Первый раунд — страница 36 из 45

Стоит мне остаться наедине с Дэррилом, и он пожалеет, что ему вообще пришла в голову мысль коснуться моей девушки.

— Тебе нужно доиграть, — шепчет она.

Я знаю, что она права, но ни за что не смог бы оставить ее одну в таком состоянии.

— Ты дрожишь как лист.

Бекс трется щекой о мой наплечник. Я чувствую, как она изо всех сил пытается выровнять дыхание, но безуспешно: она вдыхает, но из ее груди вырывается еще один тихий всхлип. Мимо проходят несколько человек, и я, сжав зубы, знаками показываю им идти дальше. Мы где-то минуту стоим так, крепко прижавшись друг к другу. Я закрываю Бекс своим телом, чтобы больше никто не увидел, что она плачет. Каждый издаваемый ею звук отзывается болью у меня в душе.

— Я люблю тебя, — шепчу я.

— Прости меня, — говорит она так тихо, что я едва слышу. — Пожалуйста, прости.

— Ты ни в чем не виновата.

Бекс качает головой.

— Тебе пора. Перерыв же почти кончился?

— Наверное. — Я выпускаю ее из объятий и глажу по щеке. — Ты точно сможешь вернуться к полю?

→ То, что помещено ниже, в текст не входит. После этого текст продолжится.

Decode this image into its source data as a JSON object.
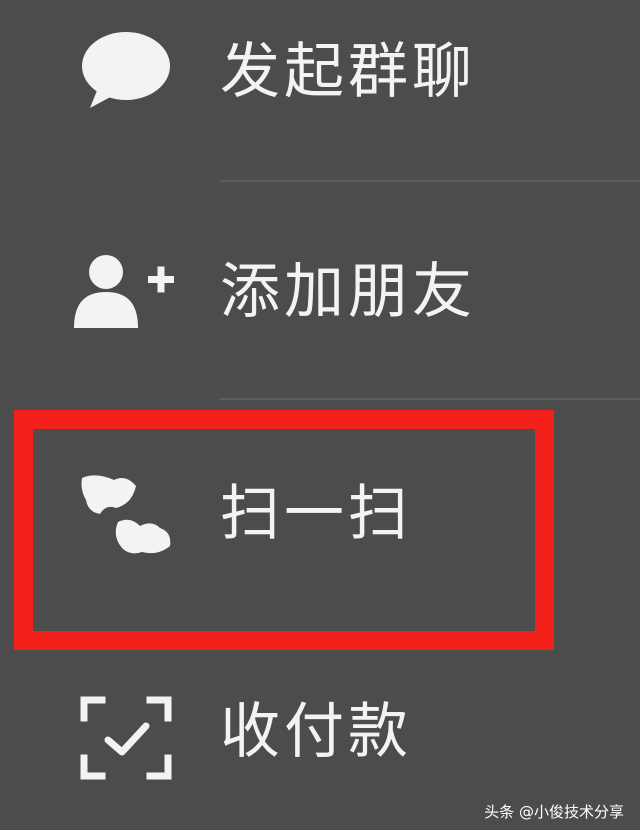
{
  "menu": {
    "items": [
      {
        "icon": "chat-bubble-icon",
        "label": "发起群聊"
      },
      {
        "icon": "add-friend-icon",
        "label": "添加朋友"
      },
      {
        "icon": "scan-icon",
        "label": "扫一扫"
      },
      {
        "icon": "money-scan-icon",
        "label": "收付款"
      }
    ]
  },
  "highlight": {
    "color": "#f2211c",
    "target": "扫一扫"
  },
  "watermark": {
    "text": "头条 @小俊技术分享"
  },
  "colors": {
    "background": "#4c4c4c",
    "text": "#f3f3f3",
    "highlight": "#f2211c"
  }
}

Девушка аккуратно вытирает глаза и кивает.

— Да, — говорит она.

В ее голосе столько чувств, что у меня сжимается сердце.

— Джеймс… — бормочет Бекс.

— Да, принцесса?

Девушка ненадолго замолкает, будто думая, что сказать.

— Я тоже тебя люблю.

39

Бекс



Мне навстречу несутся два игрока. Я быстро делаю шаг в сторону, не переставая щелкать камерой. Самой сложной частью съемки оказалось уклоняться от футболистов, которые иногда выбегают за пределы поля. В первой четверти мне едва не прилетело в лицо мячом от квотербека Алабамы, и после этого я поняла: двигаться нужно быстро. Мне помог один из операторов канала ESPN Гарольд: рассказал, как определить, что дальше произойдет на поле. Мужчина он немолодой и тощий как палка, но бегает очень проворно и все­гда успевает поймать нужный кадр. Настоящий профессионал.

Я обожаю смотреть футбольные матчи, но быть на поле самой оказывается чем-то особенным. Мое сердце бешено колотится с самого начала игры — в основном от бурлящего в крови адреналина. Да, я переживаю за Джеймса, но иногда так погружаюсь в процесс съемки, что даже забываю радостно вскрикнуть, когда он хорошо отдает пас.

Конечно, матч куда больше нравился мне до того, как Джеймс узнал, что меня поцеловал Дэррил.

Игроки вновь занимают свои позиции. Я смотрю на табло. Начинается третий даун — если Джеймс не хочет потерять мяч, ему придется хорошенько попотеть.

Джеймс принимает снэп, делает вид, что сейчас бросит кому-то мяч, а сам крепко хватает его и пересекает отметку первого дауна, выбегая за пределы поля. Он бросает мяч судье и, заметив меня, подмигивает. Я краснею и прикусываю губу, делая пару снимков того, как парень совещается с другими игроками.

После того как Джеймс поговорил со мной и вернулся в раздевалку, я ушла в дамскую комнату и привела себя в порядок. К началу второй половины матча я выглядела так, словно ничего не случилось. При необходимости я могу прятать чувства под маской — так я сделала и сейчас, но боль из груди так и не ушла. Я ужасно нервничаю, замирая каждый раз, когда Джеймс и Дэррил взаимодействуют на поле. Я обещала не отвлекать парня, а сама взяла и сбила его настрой на середине матча.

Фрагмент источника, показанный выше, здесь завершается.